We asked Raven about favorite acting roles. “I think one of my favorite roles would have to be in the second movie I did. I was never really a teenager that defied my parents or that had such a bad attitude like this character did. It was kind of fun to pretend like I was a bad girl and be punished later. It was fun to talk back to my parents for once!”
Her show “That's So Raven” will continue to run although no new episodes are going to be made. “It will be running for a very long time. We finished filming the hundredth episode in January and there's a spin-off. I'm personally starting a production company that's going to be doing straight-to-DVD material through internet, broadband and mobile. I'm definitely making sure that girls and guys, but mostly girls, are confident--and respect themselves and make sure that other people respect them.”
We had to ask Raven about her performance at the Allegan County Fair here in Michigan. “It was amazing!” she gushed. “It was so funny because the two concerts prior to this got rained out, my CD wasn't working and we were having problems. It was a little cold, a little chilly! I wore a sweatshirt—not my normal costume! And big old pants! But the show went really well. Nobody failed so that's always good and the crowd was alive and the parents loved it so I enjoyed it. But I need to go back to L.A.!” she joked. “I enjoyed myself and it's not bad to enjoy different types of weather every once in awhile, since in L.A. it's summer all the time.”
We questioned Raven about directing in the future. “Actually I was interested in directing an episode of 'That's So Raven,' but then I realized that directing a four-camera show is more difficult than directing a movie, and I don't want to start off just because my name is on the show and just because I have the opportunity. I want to have some education behind it. So, eventually I probably will. I'll start small and work my way up.”

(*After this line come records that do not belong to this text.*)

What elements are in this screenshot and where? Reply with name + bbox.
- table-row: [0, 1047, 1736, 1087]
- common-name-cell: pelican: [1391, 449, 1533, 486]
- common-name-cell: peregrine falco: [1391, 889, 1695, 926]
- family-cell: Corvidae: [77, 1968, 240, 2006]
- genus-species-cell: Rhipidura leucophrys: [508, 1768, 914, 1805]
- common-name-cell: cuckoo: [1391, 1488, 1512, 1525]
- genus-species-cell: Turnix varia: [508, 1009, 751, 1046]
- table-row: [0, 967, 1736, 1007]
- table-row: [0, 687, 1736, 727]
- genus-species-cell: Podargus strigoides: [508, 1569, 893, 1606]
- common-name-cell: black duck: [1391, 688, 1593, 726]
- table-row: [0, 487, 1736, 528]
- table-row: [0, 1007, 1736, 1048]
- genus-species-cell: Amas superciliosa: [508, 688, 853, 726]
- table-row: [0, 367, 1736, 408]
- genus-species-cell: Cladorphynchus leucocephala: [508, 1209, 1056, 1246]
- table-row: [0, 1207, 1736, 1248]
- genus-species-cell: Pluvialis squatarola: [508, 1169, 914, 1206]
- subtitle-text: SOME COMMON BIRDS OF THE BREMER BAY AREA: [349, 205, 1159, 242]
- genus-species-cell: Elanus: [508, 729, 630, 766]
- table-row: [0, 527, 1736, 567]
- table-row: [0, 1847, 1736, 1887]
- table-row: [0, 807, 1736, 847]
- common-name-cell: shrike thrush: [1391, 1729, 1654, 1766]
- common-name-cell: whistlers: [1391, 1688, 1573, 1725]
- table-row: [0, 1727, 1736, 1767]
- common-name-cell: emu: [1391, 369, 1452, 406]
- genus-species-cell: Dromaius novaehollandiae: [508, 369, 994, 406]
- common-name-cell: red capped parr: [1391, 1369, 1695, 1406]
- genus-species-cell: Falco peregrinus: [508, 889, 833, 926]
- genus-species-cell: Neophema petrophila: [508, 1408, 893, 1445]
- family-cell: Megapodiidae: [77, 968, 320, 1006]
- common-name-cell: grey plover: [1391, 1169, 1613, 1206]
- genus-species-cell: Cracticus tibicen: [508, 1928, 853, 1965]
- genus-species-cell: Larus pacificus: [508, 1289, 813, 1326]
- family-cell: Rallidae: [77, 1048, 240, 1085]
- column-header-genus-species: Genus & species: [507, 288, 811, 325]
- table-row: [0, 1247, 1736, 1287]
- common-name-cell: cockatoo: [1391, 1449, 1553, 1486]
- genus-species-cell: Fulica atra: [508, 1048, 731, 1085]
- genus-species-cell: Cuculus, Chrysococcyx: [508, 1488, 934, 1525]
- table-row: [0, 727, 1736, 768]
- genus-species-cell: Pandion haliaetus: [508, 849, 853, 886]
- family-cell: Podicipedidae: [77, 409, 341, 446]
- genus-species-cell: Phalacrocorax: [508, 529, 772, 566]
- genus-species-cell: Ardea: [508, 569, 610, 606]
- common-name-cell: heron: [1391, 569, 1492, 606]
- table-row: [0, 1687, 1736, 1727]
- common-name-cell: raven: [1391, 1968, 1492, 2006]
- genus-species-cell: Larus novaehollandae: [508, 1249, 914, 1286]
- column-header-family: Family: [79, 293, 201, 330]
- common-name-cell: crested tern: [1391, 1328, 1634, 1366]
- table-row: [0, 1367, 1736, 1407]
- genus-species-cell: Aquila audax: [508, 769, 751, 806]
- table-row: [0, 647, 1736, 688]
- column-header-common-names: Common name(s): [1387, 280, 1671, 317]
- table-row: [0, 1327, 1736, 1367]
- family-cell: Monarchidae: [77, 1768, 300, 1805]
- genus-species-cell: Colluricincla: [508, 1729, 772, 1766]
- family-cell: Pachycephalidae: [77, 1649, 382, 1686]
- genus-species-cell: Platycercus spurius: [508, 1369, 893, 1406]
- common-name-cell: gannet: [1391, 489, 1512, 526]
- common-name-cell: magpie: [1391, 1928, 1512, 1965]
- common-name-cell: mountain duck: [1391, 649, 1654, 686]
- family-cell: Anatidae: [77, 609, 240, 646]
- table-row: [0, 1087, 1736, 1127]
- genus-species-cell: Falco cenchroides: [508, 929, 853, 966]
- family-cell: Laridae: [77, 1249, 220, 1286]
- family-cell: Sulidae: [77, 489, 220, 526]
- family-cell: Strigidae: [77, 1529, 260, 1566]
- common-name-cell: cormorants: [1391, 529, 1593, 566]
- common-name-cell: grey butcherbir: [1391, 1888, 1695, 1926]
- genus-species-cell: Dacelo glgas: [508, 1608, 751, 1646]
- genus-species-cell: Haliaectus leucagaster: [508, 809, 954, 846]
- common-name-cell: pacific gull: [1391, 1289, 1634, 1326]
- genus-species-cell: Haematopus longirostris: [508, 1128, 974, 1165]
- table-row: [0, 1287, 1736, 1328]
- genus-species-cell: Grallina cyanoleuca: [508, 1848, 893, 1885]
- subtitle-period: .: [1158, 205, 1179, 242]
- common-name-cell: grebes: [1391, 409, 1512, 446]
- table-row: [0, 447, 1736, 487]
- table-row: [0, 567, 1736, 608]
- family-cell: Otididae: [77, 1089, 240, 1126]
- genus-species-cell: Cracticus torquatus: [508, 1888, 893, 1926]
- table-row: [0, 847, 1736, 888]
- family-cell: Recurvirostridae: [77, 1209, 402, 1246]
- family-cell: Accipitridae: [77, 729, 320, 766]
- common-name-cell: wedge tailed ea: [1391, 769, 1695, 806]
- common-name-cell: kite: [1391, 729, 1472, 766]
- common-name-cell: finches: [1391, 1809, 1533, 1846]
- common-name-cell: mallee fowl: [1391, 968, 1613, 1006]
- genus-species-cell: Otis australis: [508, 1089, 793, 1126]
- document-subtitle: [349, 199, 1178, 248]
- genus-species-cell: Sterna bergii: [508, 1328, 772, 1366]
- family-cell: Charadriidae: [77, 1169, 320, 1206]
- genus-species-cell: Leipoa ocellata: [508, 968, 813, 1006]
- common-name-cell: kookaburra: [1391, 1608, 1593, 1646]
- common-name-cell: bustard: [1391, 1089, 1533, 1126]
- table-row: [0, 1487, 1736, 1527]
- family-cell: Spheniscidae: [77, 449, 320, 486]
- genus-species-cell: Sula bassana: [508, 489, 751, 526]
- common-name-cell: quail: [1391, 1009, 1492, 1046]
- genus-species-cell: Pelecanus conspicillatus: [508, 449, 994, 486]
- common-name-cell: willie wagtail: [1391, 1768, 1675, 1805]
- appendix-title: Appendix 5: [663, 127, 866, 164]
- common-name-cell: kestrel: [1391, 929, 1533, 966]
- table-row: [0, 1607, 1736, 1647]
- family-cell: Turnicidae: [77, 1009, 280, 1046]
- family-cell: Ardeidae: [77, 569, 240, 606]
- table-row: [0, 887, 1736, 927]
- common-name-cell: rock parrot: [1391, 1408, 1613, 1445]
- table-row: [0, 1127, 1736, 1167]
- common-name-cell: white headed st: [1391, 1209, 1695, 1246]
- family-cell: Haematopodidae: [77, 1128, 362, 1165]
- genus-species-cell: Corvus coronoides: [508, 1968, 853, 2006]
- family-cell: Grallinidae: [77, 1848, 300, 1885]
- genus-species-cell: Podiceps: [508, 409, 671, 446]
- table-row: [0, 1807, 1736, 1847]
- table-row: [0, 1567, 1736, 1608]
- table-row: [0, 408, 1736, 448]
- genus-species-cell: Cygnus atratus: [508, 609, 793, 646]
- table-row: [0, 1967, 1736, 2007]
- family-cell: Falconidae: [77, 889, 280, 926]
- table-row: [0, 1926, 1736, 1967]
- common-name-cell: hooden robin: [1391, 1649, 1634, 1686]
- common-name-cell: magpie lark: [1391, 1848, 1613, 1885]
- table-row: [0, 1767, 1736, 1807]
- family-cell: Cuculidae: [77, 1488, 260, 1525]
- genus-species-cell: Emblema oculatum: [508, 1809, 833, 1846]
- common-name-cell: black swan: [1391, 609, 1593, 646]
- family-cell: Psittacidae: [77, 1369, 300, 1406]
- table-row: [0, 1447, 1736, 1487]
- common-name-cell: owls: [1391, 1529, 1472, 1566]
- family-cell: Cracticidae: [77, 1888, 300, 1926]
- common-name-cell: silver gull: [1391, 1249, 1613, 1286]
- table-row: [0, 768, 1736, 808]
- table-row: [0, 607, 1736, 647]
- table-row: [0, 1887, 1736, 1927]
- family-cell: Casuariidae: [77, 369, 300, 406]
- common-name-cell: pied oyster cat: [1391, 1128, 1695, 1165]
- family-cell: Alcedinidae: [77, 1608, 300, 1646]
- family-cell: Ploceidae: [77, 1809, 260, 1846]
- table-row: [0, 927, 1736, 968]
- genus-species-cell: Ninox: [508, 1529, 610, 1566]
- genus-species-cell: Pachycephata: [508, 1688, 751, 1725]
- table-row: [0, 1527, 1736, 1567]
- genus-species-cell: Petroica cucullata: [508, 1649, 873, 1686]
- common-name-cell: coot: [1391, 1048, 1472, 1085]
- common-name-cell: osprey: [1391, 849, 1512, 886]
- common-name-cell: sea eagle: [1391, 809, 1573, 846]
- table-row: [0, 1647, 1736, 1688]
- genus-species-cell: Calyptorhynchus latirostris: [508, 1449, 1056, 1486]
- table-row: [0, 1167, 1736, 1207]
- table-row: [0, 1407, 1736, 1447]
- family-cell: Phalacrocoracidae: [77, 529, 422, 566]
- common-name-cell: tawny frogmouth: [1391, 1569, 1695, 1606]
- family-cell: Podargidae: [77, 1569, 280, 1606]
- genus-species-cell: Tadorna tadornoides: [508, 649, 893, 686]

“I like producing a lot better. I like being hands-on with the actors and the studio and the writers and creating. With directing you have a lot on your plate. You have to take so many different orders. When you produce, the director has to come to you! So I kind of like that.”
We asked Raven how she differs from her on-screen character on the TV show. “I'm a lot mellower. I'm not a fashion-designer wannabe! Otherwise, I always say that Raven Baxter is Raven-Symone when I was thirteen. If Raven Baxter ever went to an eighteenth season, she'll end up like me—calm, mellow, cool!” She said she definitely draws on her life experience to play the character.
When we told Raven that we had awarded the film, “Everyone's Hero,” five doves out of a possible five, she said, “Well, thank you! I'm glad you enjoyed it.” We hope that you will catch this film, and see the “former” tom-boy Raven as she was at thirteen!